Bengkalai Kebangkitan Nasional Yang (Masih) Berserakan

Posted by By Truth Seekers On 14.06



      
    Seratus lima tahun silam, sebuah bentuk baru kesadaran nasionalisme lahir. Seperti gerakan-gerakan sebelumnya, elan dasar yang melandasi gerakan ini terpusat pada pembebasan kedaulatan dari kolonialisme. Hal yang membedakannya adalah agenda pemberdayaan bangsa yang berbasis nasionalisme. Bisa dikatakan, gerakan ini mengawali titik kulminasi kebangkitan nasional. Gerakan ini terhimpun dalam suatu organisasi yang didirikan oleh dr. Soetomo dan koleganya yang didirikan pada tanggal 20 Mei 1908, yakni Budi Utomo.

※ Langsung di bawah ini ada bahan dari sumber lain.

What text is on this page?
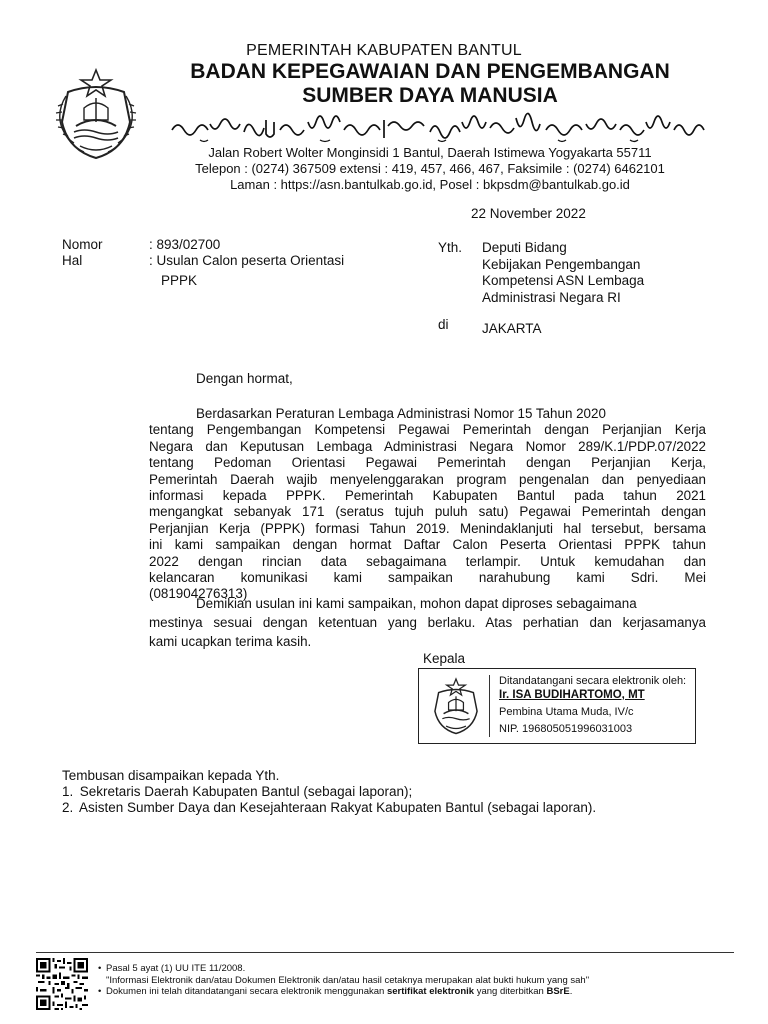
PEMERINTAH KABUPATEN BANTUL
BADAN KEPEGAWAIAN DAN PENGEMBANGAN
SUMBER DAYA MANUSIA
Jalan Robert Wolter Monginsidi 1 Bantul, Daerah Istimewa Yogyakarta 55711
Telepon : (0274) 367509 extensi : 419, 457, 466, 467, Faksimile : (0274) 6462101
Laman : https://asn.bantulkab.go.id, Posel : bkpsdm@bantulkab.go.id
22 November 2022
Nomor	: 893/02700
Hal	: Usulan Calon peserta Orientasi
PPPK
Yth. Deputi Bidang
Kebijakan Pengembangan
Kompetensi ASN Lembaga
Administrasi Negara RI
di JAKARTA
Dengan hormat,
Berdasarkan Peraturan Lembaga Administrasi Nomor 15 Tahun 2020
tentang Pengembangan Kompetensi Pegawai Pemerintah dengan Perjanjian Kerja
Negara dan Keputusan Lembaga Administrasi Negara Nomor 289/K.1/PDP.07/2022
tentang Pedoman Orientasi Pegawai Pemerintah dengan Perjanjian Kerja,
Pemerintah Daerah wajib menyelenggarakan program pengenalan dan penyediaan
informasi kepada PPPK. Pemerintah Kabupaten Bantul pada tahun 2021
mengangkat sebanyak 171 (seratus tujuh puluh satu) Pegawai Pemerintah dengan
Perjanjian Kerja (PPPK) formasi Tahun 2019. Menindaklanjuti hal tersebut, bersama
ini kami sampaikan dengan hormat Daftar Calon Peserta Orientasi PPPK tahun
2022 dengan rincian data sebagaimana terlampir. Untuk kemudahan dan
kelancaran komunikasi kami sampaikan narahubung kami Sdri. Mei
(081904276313)
Demikian usulan ini kami sampaikan, mohon dapat diproses sebagaimana
mestinya sesuai dengan ketentuan yang berlaku. Atas perhatian dan kerjasamanya
kami ucapkan terima kasih.
Kepala
Ditandatangani secara elektronik oleh:
Ir. ISA BUDIHARTOMO, MT
Pembina Utama Muda, IV/c
NIP. 196805051996031003
Tembusan disampaikan kepada Yth.
1. Sekretaris Daerah Kabupaten Bantul (sebagai laporan);
2. Asisten Sumber Daya dan Kesejahteraan Rakyat Kabupaten Bantul (sebagai laporan).
• Pasal 5 ayat (1) UU ITE 11/2008.
"Informasi Elektronik dan/atau Dokumen Elektronik dan/atau hasil cetaknya merupakan alat bukti hukum yang sah"
• Dokumen ini telah ditandatangani secara elektronik menggunakan sertifikat elektronik yang diterbitkan BSrE.
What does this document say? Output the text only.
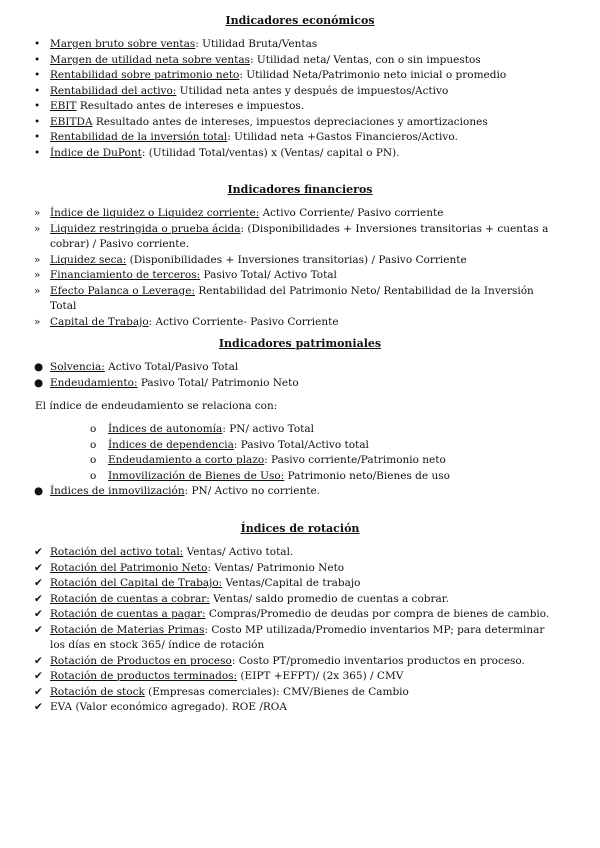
Indicadores económicos
• Margen bruto sobre ventas: Utilidad Bruta/Ventas
• Margen de utilidad neta sobre ventas: Utilidad neta/ Ventas, con o sin impuestos
• Rentabilidad sobre patrimonio neto: Utilidad Neta/Patrimonio neto inicial o promedio
• Rentabilidad del activo: Utilidad neta antes y después de impuestos/Activo
• EBIT Resultado antes de intereses e impuestos.
• EBITDA Resultado antes de intereses, impuestos depreciaciones y amortizaciones
• Rentabilidad de la inversión total: Utilidad neta +Gastos Financieros/Activo.
• Índice de DuPont: (Utilidad Total/ventas) x (Ventas/ capital o PN).
Indicadores financieros
» Índice de liquidez o Liquidez corriente: Activo Corriente/ Pasivo corriente
» Liquidez restringida o prueba ácida: (Disponibilidades + Inversiones transitorias + cuentas a cobrar) / Pasivo corriente.
» Liquidez seca: (Disponibilidades + Inversiones transitorias) / Pasivo Corriente
» Financiamiento de terceros: Pasivo Total/ Activo Total
» Efecto Palanca o Leverage: Rentabilidad del Patrimonio Neto/ Rentabilidad de la Inversión Total
» Capital de Trabajo: Activo Corriente- Pasivo Corriente
Indicadores patrimoniales
● Solvencia: Activo Total/Pasivo Total
● Endeudamiento: Pasivo Total/ Patrimonio Neto
El índice de endeudamiento se relaciona con:
o	Índices de autonomía: PN/ activo Total
o	Índices de dependencia: Pasivo Total/Activo total
o	Endeudamiento a corto plazo: Pasivo corriente/Patrimonio neto
o	Inmovilización de Bienes de Uso: Patrimonio neto/Bienes de uso
● Índices de inmovilización: PN/ Activo no corriente.
Índices de rotación
✔ Rotación del activo total: Ventas/ Activo total.
✔ Rotación del Patrimonio Neto: Ventas/ Patrimonio Neto
✔ Rotación del Capital de Trabajo: Ventas/Capital de trabajo
✔ Rotación de cuentas a cobrar: Ventas/ saldo promedio de cuentas a cobrar.
✔ Rotación de cuentas a pagar: Compras/Promedio de deudas por compra de bienes de cambio.
✔ Rotación de Materias Primas: Costo MP utilizada/Promedio inventarios MP; para determinar los días en stock 365/ índice de rotación
✔ Rotación de Productos en proceso: Costo PT/promedio inventarios productos en proceso.
✔ Rotación de productos terminados: (EIPT +EFPT)/ (2x 365) / CMV
✔ Rotación de stock (Empresas comerciales): CMV/Bienes de Cambio
✔ EVA (Valor económico agregado). ROE /ROA
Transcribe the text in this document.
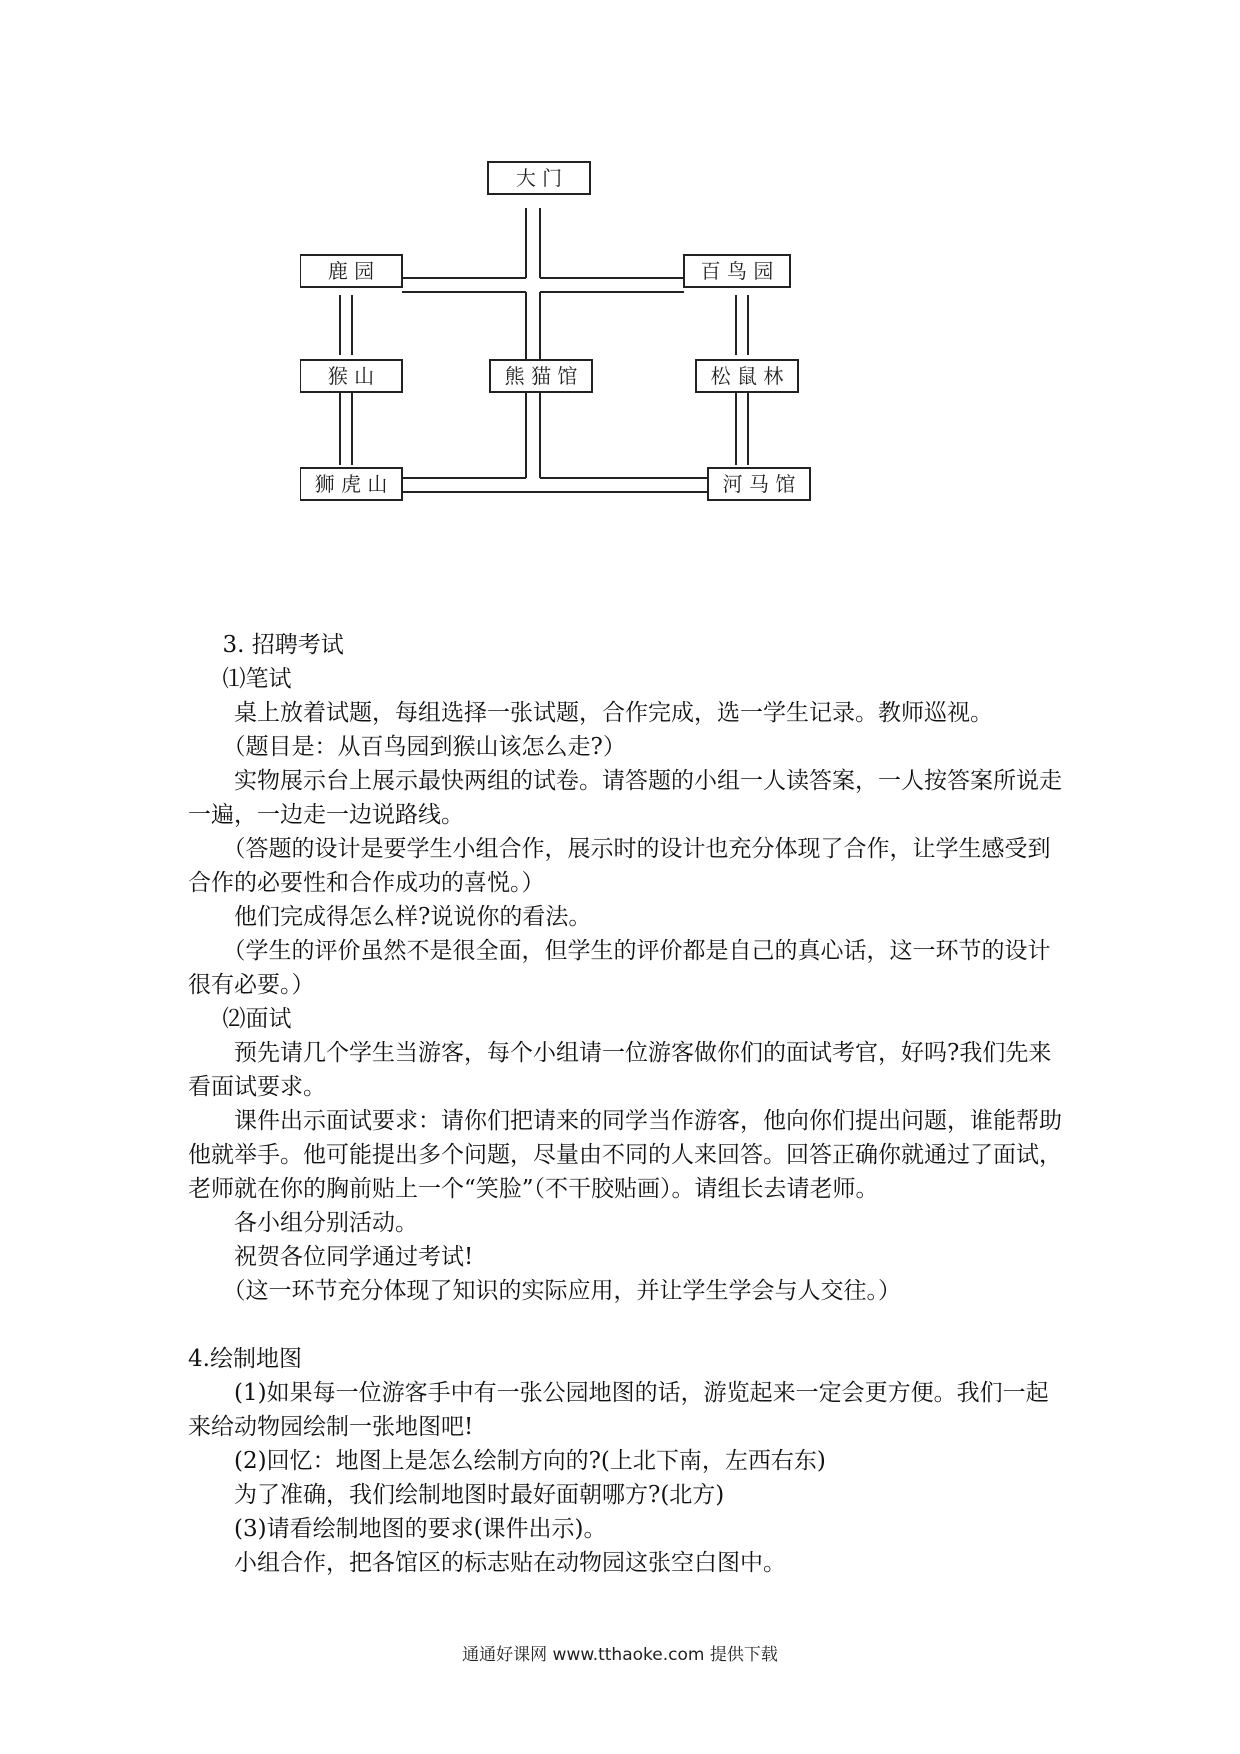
大 门
鹿 园	百 鸟 园
猴 山	熊 猫 馆	松 鼠 林
狮 虎 山	河 马 馆

3. 招聘考试

⑴笔试

桌上放着试题，每组选择一张试题，合作完成，选一学生记录。教师巡视。

（题目是：从百鸟园到猴山该怎么走?）

实物展示台上展示最快两组的试卷。请答题的小组一人读答案，一人按答案所说走一遍，一边走一边说路线。

（答题的设计是要学生小组合作，展示时的设计也充分体现了合作，让学生感受到合作的必要性和合作成功的喜悦。）

他们完成得怎么样?说说你的看法。

（学生的评价虽然不是很全面，但学生的评价都是自己的真心话，这一环节的设计很有必要。）

⑵面试

预先请几个学生当游客，每个小组请一位游客做你们的面试考官，好吗?我们先来看面试要求。

课件出示面试要求：请你们把请来的同学当作游客，他向你们提出问题，谁能帮助他就举手。他可能提出多个问题，尽量由不同的人来回答。回答正确你就通过了面试，老师就在你的胸前贴上一个“笑脸”（不干胶贴画）。请组长去请老师。

各小组分别活动。

祝贺各位同学通过考试!

（这一环节充分体现了知识的实际应用，并让学生学会与人交往。）

4.绘制地图

(1)如果每一位游客手中有一张公园地图的话，游览起来一定会更方便。我们一起来给动物园绘制一张地图吧!

(2)回忆：地图上是怎么绘制方向的?(上北下南，左西右东)

为了准确，我们绘制地图时最好面朝哪方?(北方)

(3)请看绘制地图的要求(课件出示)。

小组合作，把各馆区的标志贴在动物园这张空白图中。

通通好课网 www.tthaoke.com 提供下载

            Terlahir dari salah satu eksponen kaum terpelajar Indonesia (STOVIA), Budi Utomo merupakan simbol pergerakan nasional. Meskipun pada awalnya merupakan organisasi yang bertujuan memberdayakan pulau Jawa dan Madura, namun pada tahun 1931, Budi Utomo membuka rekrutan anggota seluruh Indonesia dan tergabung dalam PBI (Persatuan Bangsa Indonesia), cikal bakal Parindra (Partai Indonesia Raya). Agenda pergerakan nasional Budi Utomo terpusat pada dua hal, pembebasan kedaulatan berbasis nasionalisme dan pemberdayaan rakyat.

            Seratus lima tahun telah berlalu semenjak dibentuknya Budi Utomo. Setiap tanggal 20 Mei diperingati sebagai momentum kebangkitan dan pergerakan nasional. Diproklamirkannya kemerdekaan Indonesia pada 17 Agustus 1945 kiranya merupakan cita-cita mulia Budi Utomo yang telah menjadi kenyataan. Namun apakah semua kegelisahan telah berakhir ?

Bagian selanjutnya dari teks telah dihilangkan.